Someone once said to me, “Why do we celebrate Ash Wednesday? It seems very Catholic.” I think I understood what they meant by ‘Catholic’ (i.e., not very Presbyterian), and I tried to answer them in light of that. The truth is: God’s people have been putting ashes on their heads for thousands of years. Throughout the Old Testament, you can read about people putting ashes on their heads as a sign of grief, mourning, or repentance. Not even 100 years after the apostle Paul lived, historical records show that Christians were also using ashes on their foreheads as a sign of repentance during their worship. Today, the imposition of ashes is practiced by Christians all over the world to begin the season of Lent. It is true of all rituals, including the ritual of imposing ashes, that the ritual serves to point to a greater reality.

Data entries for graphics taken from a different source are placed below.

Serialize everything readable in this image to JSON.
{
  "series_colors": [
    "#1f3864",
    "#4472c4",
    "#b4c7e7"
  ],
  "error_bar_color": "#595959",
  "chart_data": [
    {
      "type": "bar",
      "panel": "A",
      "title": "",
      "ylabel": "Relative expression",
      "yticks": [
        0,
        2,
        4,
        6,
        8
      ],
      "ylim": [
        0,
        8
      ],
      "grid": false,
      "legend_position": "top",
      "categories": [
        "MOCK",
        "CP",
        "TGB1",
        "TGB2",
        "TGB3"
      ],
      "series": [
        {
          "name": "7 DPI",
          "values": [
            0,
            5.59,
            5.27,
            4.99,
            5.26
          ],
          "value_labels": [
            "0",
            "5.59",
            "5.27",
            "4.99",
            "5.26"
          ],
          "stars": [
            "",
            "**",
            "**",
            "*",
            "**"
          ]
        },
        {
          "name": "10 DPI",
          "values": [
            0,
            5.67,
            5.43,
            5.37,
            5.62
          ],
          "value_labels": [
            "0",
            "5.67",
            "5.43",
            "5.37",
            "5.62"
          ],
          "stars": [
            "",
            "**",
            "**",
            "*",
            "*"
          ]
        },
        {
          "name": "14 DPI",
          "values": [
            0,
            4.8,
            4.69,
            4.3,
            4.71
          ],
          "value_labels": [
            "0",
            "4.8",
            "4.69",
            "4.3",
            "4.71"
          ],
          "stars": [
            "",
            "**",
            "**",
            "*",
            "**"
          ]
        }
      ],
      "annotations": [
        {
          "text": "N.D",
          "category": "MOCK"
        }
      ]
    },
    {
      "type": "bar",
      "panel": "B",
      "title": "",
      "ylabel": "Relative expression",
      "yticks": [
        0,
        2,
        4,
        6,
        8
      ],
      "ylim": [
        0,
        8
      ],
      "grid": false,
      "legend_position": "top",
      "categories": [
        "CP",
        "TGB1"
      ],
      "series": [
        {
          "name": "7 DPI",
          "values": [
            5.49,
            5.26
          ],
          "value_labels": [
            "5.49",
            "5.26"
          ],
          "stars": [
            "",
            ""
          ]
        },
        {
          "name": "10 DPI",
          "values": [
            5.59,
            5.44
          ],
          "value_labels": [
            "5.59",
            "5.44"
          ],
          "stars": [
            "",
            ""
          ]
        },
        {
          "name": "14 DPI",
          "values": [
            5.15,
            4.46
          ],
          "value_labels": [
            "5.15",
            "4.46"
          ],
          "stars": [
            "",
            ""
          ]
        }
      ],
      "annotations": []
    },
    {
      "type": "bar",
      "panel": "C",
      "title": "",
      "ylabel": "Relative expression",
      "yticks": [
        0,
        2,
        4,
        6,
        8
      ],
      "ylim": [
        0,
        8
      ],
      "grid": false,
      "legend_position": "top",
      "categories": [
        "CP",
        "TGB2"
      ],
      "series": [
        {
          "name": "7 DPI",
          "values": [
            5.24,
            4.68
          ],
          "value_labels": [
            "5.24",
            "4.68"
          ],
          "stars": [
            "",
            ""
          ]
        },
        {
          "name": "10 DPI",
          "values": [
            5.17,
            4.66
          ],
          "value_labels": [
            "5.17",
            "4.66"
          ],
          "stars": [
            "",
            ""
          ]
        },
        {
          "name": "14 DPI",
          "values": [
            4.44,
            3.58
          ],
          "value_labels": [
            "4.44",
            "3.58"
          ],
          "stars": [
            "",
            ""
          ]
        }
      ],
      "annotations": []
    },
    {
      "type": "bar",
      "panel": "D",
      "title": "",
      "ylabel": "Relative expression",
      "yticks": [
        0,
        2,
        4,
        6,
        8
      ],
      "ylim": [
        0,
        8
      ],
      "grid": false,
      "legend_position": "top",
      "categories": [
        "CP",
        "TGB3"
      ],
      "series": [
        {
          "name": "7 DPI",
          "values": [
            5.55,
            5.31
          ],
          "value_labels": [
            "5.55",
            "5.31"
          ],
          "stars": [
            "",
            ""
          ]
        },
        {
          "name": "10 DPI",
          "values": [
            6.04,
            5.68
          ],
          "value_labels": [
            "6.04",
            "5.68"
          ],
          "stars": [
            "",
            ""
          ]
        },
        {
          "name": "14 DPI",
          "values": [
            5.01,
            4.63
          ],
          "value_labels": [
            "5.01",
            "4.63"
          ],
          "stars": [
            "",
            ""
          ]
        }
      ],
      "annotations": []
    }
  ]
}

What reality is the imposition of ashes pointing to? Here’s how I like to think of it. Most people don’t leave their homes without making a little effort at improving their appearance. People sometimes comb their hair, check their teeth in the mirror, tuck their shirt in, or put on some make-up. We do those things to show a little respect to the people we’ll see while we’re out. We also do it for our own sake. It can be embarrassing when we realize after we’ve been with other people that we had some spinach in our teeth the whole time. We might look in the mirror after being out and look at our teeth and think, “That’s been there the whole time?! How did that happen!?” 

The reason we put ashes on our forehead is similar. I can’t tell you how many times I’ve been getting ready for bed on Ash Wednesday, look at myself in the bathroom mirror, and have a split-second thought, “How’d that dirt get on my forehead!?” Then I’ll quickly recall, “Oh, that’s right! I had someone put it there on purpose.” We dirty our appearances on Ash Wednesday to help us to think less about fleeting, temporal things, like how we look, so that we will replace those thoughts with deeper and more meaningful ones like, “What is the purpose of life?” “Why am I so broken?” “Why do I sometimes hurt the people in my life that I love most?” Ash Wednesday is a time to contemplate not just any questions about life, but questions having to do with our own brokenness. Contemplating those questions helps lead us to remember that God has provided us the way to repair our brokenness. God, who is full of love, looked down on our broken lives and considered them precious, precious enough to come to us, to live a life like ours, to die a death like ours, and to raise back to life in order to share that life with us. Our broken lives are precious to God. That is the meaning of Ash Wednesday.